保毛尾田保毛男がTV放送された理由
フジテレビで、先日とんねるずが昔のネタを放送して問題になっています。
大学を卒業する前からテレビ業界で仕事をしていた経験のある私は、
日本でのこのニュースを聞いて
「あーあ、だーれも止められる人がいなかったんだな」
と、思ったのが最初の感想でした。
テレビ業界というのは、日本の企業の中でもかなり異常で特殊な業界で
非常識的なことが常識としてあるのが当然の世界でした。
人間が、人間として働けない職場。
セクハラなんて当たり前だし、なんだかよくわからないハラスメントが過激であるほどクールだ。くらいの空気もありました。
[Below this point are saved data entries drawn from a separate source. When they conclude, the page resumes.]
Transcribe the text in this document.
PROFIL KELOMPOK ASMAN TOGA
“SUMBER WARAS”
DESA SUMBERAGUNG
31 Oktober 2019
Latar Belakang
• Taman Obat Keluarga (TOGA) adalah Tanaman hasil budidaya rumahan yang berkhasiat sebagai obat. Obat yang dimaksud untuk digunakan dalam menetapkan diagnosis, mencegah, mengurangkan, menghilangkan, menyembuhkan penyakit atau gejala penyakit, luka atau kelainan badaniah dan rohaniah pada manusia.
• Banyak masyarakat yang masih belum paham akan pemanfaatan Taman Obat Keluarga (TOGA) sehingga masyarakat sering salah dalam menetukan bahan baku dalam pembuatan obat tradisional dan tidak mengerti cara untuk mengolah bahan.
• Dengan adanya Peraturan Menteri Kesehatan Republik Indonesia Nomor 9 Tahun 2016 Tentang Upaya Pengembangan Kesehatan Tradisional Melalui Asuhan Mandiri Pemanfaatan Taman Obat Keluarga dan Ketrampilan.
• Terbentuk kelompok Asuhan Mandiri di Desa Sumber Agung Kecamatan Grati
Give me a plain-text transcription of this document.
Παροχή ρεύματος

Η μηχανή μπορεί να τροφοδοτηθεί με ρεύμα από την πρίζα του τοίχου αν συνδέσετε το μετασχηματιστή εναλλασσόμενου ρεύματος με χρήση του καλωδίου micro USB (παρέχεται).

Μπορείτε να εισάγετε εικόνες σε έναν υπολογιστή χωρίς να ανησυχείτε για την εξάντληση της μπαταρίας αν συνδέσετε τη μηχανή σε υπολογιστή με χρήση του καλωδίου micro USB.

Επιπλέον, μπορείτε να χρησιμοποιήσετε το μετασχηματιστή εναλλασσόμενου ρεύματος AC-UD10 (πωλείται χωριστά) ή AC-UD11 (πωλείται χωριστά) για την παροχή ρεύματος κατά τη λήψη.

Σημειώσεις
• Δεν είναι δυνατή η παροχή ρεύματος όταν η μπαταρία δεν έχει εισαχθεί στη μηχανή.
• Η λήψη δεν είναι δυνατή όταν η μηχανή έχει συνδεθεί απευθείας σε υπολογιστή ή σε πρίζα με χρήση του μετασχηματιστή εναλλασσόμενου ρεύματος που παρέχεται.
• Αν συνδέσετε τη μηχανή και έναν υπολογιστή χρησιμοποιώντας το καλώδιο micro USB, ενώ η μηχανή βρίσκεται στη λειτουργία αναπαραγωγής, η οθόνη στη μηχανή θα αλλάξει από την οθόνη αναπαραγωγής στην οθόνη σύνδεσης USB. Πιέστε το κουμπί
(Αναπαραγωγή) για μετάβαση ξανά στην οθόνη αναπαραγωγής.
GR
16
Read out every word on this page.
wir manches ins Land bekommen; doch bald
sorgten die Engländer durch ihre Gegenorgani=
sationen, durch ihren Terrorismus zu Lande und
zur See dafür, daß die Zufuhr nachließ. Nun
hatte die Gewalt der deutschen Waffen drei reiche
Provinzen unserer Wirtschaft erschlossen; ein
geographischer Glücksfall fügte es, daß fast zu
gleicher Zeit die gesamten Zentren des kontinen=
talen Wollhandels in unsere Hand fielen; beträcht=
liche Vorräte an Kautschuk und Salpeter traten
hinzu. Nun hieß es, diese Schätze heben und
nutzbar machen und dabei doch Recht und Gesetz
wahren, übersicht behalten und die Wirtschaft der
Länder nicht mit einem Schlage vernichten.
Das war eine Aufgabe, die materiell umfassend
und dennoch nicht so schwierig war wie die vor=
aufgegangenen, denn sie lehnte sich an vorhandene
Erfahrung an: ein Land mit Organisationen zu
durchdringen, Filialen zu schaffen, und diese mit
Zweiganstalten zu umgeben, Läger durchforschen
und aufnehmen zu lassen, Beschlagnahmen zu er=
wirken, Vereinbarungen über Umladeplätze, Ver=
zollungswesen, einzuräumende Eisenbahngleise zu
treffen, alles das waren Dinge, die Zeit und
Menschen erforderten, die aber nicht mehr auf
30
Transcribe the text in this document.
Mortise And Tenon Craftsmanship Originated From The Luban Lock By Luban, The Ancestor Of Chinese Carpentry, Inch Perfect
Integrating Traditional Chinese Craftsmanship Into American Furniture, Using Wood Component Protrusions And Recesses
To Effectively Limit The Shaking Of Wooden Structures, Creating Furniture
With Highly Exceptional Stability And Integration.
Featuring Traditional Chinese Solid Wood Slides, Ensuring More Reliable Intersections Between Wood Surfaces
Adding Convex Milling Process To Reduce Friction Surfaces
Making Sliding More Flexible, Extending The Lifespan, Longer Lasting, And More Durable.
あんまりに酷いことがありすぎて、私の頭の記憶からは消滅しつつあるし、
ここにあえて記録するのも反吐が出そうなことばかりです。
なかには、焼き肉屋の食事中に、後輩の耳を噛みちぎって、焼いて食べた
という信じられない体験を武勇伝のように語っている先輩もいました。
でも、私が働いていたのは2000年ちょっとすぎまでの、今から10年以上前の話です。当時でも、すこーしづつですが、セクハラが問いただされる空気も出て来ていました。
なんといっても、テレビ全盛期頃ほど制作費はつかず、現場のディレクターやアシスタントたちは、シビヤな経費削減をプロデューサーに指示されたりと、
お祭り騒ぎだった昔の良きテレビ時代とは、違うんだよ
という空気があったんです。
とはいえ……
一緒に仕事をしていたディレクターたちは、バブルの狂った時代(なんでもあり)にアシスタントを経験して来ているので、自分たちがそうされたように、アシスタントに殴る、蹴る、無茶を言う、という仕打ちは日常茶飯事で行われていました。
そして、そのやり方を変えることも特にありませんでした。
それが、2010年以降の最近では
暴力やセクハラなんてもってのほか
アシスタントは、なるべく家に返すように。
という、私が働いていた時に比べると信じられないくらいの変革が今は起きているそうです。
化粧をしたり、ハイヒールやスカートを履いて仕事をしている女性アシスタントがいると聞いて、驚いたほどです。
私が働いている時は風呂にも入れない不潔な上に、いつでも走れる機能的な服装が重視されていました。
それだけ変わって来ているテレビ業界でも、絶対の絶対に変わらないだろうということがあります。
それは、タレントが神様であるという絶対的カーストです。
このカーストは、テレビの中で働いてみると、身の毛のよだつ恐ろしいものであります。
なぜなら、そんな神に近づいて何か粗相でも起こそうものなら
神を取り囲む者たちに、大変な仕打ちを受けるからです。
ああ、これも書きたくないくらい酷い話です。
特に、私が働いていた番組や制作会社の中の頂点には
ビートたけし、所ジョージ、さんま
といったような大御所タレントがいたこともあり、その緊張感たるや、
アシスタントたちは
「なるべくこれらのタレントには近づきたくない」「一緒にロケなんて悪夢」という恐怖を抱いて仕事をしていました。
彼ら神の言う事は絶対であるがために、テレビ番組で一番の権限を持つ、総合演出家、を始め、放送作家やプロデューサーら、どんなに偉いスタッフであっても逆らうことができません。
今回の
保毛尾田保毛男
という大昔のネタを、フジテレビが制作してしまったのは
タレントさんたちが、「古き良き、あの時代のテレビの思い出をもう一度」
というノリで、やっちゃえ!と盛り上がったのを
誰も止められなかった。
というような事情が目に浮かんできます。
誰も止められなかった。なら、まだ、ましかもしれません。
それは、「今の時代にやることじゃないよね」と思える感覚の人が少なくともいたということですから。
テレビの世界って、おそろしく時間がとまったまま生きている人が結構いたりするので、
ひょっとしたら、その現場にいた人全員が
「やっちゃえ!昔を懐かしんでお祭り騒ぎだ!」
と思ってやっちゃっただけなのかもしれません。
やっちゃっただけ……。
社会の中の常識とテレビ局の中の常識がずれているというのは、
今も昔もあまり変わらないのかもしれません。